Through the advent of social media, communities in even the most remote locations are connected into worldwide information systems and support networks.
To complicate matters, social media has enabled individuals and groups far removed from the physical location of a project to identify as stakeholders and become invested in, or feel as if they are a part of, a community’s issues.
Social media provides massively distributed, unfiltered access to virtually unlimited communication outlets, and almost anyone can disseminate information, create interest, criticize a company’s activities and create global alliances.
An SLO diagnosis is a tool that will provide a basis for ‘doing the right thing’ for all stakeholders impacted by a project – communities, governments and regulators, shareholders, employees – as well as providing for the needs of future generations.

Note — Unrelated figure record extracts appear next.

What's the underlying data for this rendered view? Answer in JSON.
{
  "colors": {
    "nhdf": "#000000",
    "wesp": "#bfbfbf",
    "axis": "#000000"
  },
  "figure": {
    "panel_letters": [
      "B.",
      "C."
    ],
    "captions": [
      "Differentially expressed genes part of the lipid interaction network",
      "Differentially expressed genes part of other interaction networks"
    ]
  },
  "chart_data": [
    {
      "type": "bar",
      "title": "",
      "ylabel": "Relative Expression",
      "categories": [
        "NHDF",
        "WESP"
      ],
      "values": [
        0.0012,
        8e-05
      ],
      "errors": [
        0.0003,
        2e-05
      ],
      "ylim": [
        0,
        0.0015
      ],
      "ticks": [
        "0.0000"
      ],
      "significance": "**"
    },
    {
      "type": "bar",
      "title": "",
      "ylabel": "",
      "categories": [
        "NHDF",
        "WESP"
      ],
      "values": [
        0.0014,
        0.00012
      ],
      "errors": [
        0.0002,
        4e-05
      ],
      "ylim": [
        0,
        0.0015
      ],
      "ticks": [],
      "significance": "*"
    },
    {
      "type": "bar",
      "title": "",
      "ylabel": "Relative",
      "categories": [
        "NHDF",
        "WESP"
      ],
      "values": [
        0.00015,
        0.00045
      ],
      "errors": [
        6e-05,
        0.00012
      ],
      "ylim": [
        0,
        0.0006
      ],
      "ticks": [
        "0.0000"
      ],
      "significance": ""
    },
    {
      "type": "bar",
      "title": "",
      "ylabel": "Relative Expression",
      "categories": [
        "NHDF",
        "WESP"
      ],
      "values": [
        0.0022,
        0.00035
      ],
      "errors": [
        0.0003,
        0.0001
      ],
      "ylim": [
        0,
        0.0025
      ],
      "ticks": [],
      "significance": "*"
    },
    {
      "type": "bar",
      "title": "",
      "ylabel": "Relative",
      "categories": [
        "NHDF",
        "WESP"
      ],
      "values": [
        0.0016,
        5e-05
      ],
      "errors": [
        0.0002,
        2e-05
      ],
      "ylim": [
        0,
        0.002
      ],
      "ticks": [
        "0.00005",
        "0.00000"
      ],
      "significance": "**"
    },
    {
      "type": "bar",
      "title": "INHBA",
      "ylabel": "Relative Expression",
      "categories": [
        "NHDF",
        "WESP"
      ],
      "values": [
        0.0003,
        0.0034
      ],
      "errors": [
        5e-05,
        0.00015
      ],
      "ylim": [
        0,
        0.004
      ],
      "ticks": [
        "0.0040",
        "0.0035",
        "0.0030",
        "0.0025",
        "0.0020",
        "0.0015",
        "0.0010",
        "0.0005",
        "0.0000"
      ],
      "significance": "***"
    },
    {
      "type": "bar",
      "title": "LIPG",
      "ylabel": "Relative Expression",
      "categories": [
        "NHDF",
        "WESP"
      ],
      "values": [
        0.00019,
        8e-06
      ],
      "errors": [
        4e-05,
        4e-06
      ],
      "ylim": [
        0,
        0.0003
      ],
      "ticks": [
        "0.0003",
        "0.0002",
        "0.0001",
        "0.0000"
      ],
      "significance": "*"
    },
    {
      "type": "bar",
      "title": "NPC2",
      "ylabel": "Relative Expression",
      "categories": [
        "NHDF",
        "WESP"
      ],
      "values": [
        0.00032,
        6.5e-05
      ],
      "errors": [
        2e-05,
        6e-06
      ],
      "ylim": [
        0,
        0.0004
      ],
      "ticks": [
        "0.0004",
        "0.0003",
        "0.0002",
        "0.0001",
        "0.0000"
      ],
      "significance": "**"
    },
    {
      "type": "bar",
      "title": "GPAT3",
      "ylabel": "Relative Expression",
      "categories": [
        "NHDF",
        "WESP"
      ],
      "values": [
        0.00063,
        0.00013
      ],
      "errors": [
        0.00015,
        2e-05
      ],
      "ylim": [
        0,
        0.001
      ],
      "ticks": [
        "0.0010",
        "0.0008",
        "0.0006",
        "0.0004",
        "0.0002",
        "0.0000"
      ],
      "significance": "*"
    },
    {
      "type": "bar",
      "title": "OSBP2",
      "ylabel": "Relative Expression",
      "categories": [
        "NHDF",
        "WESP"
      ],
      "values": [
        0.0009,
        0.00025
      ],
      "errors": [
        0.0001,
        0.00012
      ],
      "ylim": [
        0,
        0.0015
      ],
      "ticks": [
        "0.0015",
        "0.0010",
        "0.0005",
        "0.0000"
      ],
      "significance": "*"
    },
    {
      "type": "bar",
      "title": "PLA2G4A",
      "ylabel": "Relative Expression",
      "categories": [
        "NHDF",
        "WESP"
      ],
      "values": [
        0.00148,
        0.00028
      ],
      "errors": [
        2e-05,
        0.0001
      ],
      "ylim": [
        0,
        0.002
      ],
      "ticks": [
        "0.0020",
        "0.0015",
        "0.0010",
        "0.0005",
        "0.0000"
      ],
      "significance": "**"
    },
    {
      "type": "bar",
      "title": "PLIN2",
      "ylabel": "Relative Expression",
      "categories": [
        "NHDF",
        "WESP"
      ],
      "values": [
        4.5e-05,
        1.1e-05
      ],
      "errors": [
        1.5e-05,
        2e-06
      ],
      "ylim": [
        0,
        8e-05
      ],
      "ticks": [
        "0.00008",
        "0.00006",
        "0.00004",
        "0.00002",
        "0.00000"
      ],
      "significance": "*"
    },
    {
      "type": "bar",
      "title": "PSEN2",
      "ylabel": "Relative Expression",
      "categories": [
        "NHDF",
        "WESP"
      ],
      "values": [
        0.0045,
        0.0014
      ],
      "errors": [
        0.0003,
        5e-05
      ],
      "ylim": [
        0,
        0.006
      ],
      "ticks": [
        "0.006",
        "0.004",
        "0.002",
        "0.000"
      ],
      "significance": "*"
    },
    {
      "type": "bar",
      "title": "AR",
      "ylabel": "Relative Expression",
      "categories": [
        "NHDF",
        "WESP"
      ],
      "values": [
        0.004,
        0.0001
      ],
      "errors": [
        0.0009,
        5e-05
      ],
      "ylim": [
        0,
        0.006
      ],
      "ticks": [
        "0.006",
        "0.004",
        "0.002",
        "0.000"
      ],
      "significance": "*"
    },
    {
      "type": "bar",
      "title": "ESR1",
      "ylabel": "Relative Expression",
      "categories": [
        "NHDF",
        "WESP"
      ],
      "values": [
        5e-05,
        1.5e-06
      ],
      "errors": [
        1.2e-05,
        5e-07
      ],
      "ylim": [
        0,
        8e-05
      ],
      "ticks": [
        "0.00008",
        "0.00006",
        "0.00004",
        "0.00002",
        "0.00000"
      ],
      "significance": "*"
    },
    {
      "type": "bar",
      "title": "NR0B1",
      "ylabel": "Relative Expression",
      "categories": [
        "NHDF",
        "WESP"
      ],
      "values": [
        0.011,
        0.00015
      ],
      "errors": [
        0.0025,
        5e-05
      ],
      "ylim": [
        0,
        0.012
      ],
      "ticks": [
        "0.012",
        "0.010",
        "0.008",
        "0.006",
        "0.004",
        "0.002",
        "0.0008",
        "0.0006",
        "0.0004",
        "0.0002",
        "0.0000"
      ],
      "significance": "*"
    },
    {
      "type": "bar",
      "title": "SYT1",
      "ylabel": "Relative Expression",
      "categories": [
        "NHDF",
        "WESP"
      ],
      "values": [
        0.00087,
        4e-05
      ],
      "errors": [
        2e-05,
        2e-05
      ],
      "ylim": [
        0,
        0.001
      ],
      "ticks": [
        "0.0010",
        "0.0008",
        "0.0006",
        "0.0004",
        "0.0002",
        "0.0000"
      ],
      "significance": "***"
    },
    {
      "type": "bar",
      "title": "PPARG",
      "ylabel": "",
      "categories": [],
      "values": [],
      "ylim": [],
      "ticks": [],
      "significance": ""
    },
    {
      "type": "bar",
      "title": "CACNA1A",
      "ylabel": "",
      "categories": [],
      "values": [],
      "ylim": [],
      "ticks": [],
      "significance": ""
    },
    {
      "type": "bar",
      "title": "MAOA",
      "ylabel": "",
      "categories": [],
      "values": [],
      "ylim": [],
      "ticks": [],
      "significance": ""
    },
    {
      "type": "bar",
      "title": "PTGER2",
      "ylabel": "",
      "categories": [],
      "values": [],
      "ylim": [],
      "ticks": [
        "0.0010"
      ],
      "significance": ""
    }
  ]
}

It paves the way for a company to achieve a financial return while creating positive changes.
Although mining legal diagnoses and SLO diagnoses are effective tools in a variety of settings, they are most effective in asset acquisitions and the synchronization of operations.
There is a plethora of M&As in the precious metals space at the moment, and that creates a situation where management of ESG risk by attorneys is vital.
In terms of synchronization of operations, a smooth transition in the acquisition of an asset or where a company is adapting ESG practices across several divisions will require attorneys skilled in this space.
Both asset acquisitions and synchronization of operations will need some level of mining legal diagnoses and SLO diagnoses to ensure they are devoid of ESG risks, and these can only take place on-site.
They occur at the local, grass-roots level, during the early stages of a project.
If too many insurmountable legal issues are found, or if there is no viable path for a company to ultimately obtain an SLO or ESG, that project may be postponed or abandoned.
Knowing at an early stage that a project is not viable can save incalculable amounts of wasted investment.
BNamericas: How has COVID-19 affected the situation regarding ESG/SLO in mining?
Ventura: As EY recently said, the pandemic has created the opportunity for sustainable transformation because it has fueled an increased openness to change.
COVID-19 has brought the mining sector closer and proven what the industry can accomplish on its own with the communities, even with a lack of formal requirements or guidelines in place.
Over the last few weeks, donations by ICMM members have caught headlines, but these only scratch the surface of the support and resources being delivered at a local level.
This includes working with authorities in areas close to operations and helping them prepare and respond to critical infrastructure needs.
We have seen companies donate facilities for use as field hospitals and testing centres, provide access to clean water, sanitation, food and care packages, as well as investment in online education programmes, supply of medical transport vehicles and donation of ventilators and personal protective equipment.
Some members are reviewing their terms for local businesses, for example, reducing the time to pay invoices, or extending loan schemes to cushion the economic impact.